1. EV Characterization and Compliance with Standards
   The study characterizes EVs using SEM, AFM, DLS, and DiI-labeling, which demonstrate morphology and size. However, no evidence is provided for EV-specific marker validation (e.g., CD9, CD63, CD81, Alix etc.), a critical requirement of the MISEV2018 guidelines (doi: 10.1080/20013078.2018.1535750). Without such validation, the preparation cannot be conclusively classified as EVs and may include a heterogeneous mixture of particles such as apoptotic bodies or protein aggregates. The authors are strongly encouraged to include at least a subset of canonical markers using Western blotting, nanoparticle tracking analysis (NTA), or flow cytometry, and to revise the methods section to explicitly note compliance with MISEV recommendations.
2. Source of EVs
   The EVs were derived from a single donor cell line, which limits reproducibility and does not account for inter-donor variability. Such variability is important for translational relevance, as EV content and therapeutic activity can differ between donors. Please discuss this limitation in detail, and, if feasible, validate the findings using EVs derived from at least one additional donor.
3. Follow-Up Duration
   The study endpoints extend only to two weeks post-transplantation. Given that IVDD is a chronic and progressive disease, this short timeframe reflects only acute responses. Long-term regenerative capacity, durability of benefits, and potential adverse effects (e.g., fibrosis, immune activation) remain unaddressed. An extended observation period would strengthen the study; at minimum, the discussion should explicitly acknowledge that short-term outcomes may not fully predict long-term therapeutic potential.

 

Minor Comments

1. Terminology Consistency
   The manuscript occasionally refers to “MSC-derived EVs” without specifying the umbilical cord origin. Please ensure consistent use of “hUC-MSC EVs” to avoid confusion with EVs derived from other MSC sources.

2.Results Overlap with Figure Legends

The Results section is currently presented in a figure-legend style, largely repeating what is shown in the images and graphs. It would benefit from a more integrative narrative that highlights major findings, compares treatment groups directly, and connects molecular, histological, and functional outcomes.
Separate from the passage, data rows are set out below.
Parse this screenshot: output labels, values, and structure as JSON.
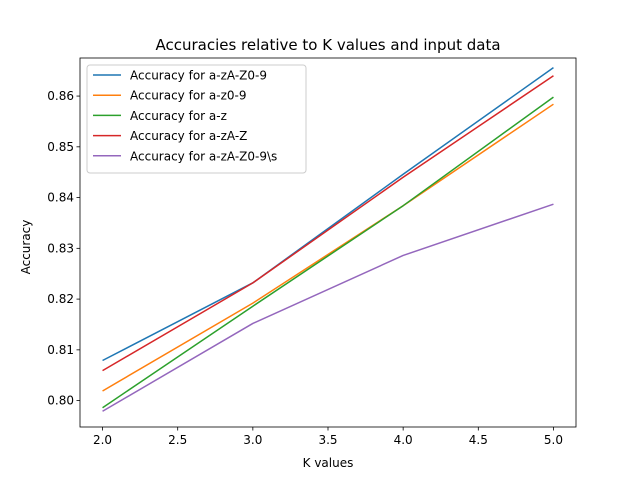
{
  "chart_data": {
    "type": "line",
    "title": "Accuracies relative to K values and input data",
    "xlabel": "K values",
    "ylabel": "Accuracy",
    "xlim": [
      1.85,
      5.15
    ],
    "ylim": [
      0.7948,
      0.8675
    ],
    "xticks": [
      2.0,
      2.5,
      3.0,
      3.5,
      4.0,
      4.5,
      5.0
    ],
    "xtick_labels": [
      "2.0",
      "2.5",
      "3.0",
      "3.5",
      "4.0",
      "4.5",
      "5.0"
    ],
    "yticks": [
      0.8,
      0.81,
      0.82,
      0.83,
      0.84,
      0.85,
      0.86
    ],
    "ytick_labels": [
      "0.80",
      "0.81",
      "0.82",
      "0.83",
      "0.84",
      "0.85",
      "0.86"
    ],
    "grid": false,
    "legend_position": "top-left",
    "x": [
      2,
      3,
      4,
      5
    ],
    "series": [
      {
        "name": "Accuracy for a-zA-Z0-9",
        "color": "#1f77b4",
        "values": [
          0.8079,
          0.8232,
          0.8446,
          0.8656
        ]
      },
      {
        "name": "Accuracy for a-z0-9",
        "color": "#ff7f0e",
        "values": [
          0.8019,
          0.8192,
          0.8384,
          0.8584
        ]
      },
      {
        "name": "Accuracy for a-z",
        "color": "#2ca02c",
        "values": [
          0.7986,
          0.8186,
          0.8384,
          0.8598
        ]
      },
      {
        "name": "Accuracy for a-zA-Z",
        "color": "#d62728",
        "values": [
          0.8059,
          0.8232,
          0.844,
          0.864
        ]
      },
      {
        "name": "Accuracy for a-zA-Z0-9\\s",
        "color": "#9467bd",
        "values": [
          0.7979,
          0.8152,
          0.8286,
          0.8387
        ]
      }
    ]
  }
}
This will improve readability and emphasize the study’s key advances rather than leaving the interpretation to the discussion.

Overall Recommendation

The manuscript presents promising preclinical findings; however, stronger EV characterization, acknowledgment of key limitations, and greater methodological rigor are required to meet publication standards.

 

Comments on the Quality of English Language

The sentences are generally complete and grammatical. However, several sections (particularly the Results and Methods) would benefit from language polishing.

 

Author Response

Response to Reviewer 2 is Attached 

Author Response File: Author Response.pdf

Round 2

Reviewer 2 Report

Comments and Suggestions for Authors

I thank the authors for addressing all the comments. The manuscript has improved considerably in clarity and presentation. I now find it suitable for publication.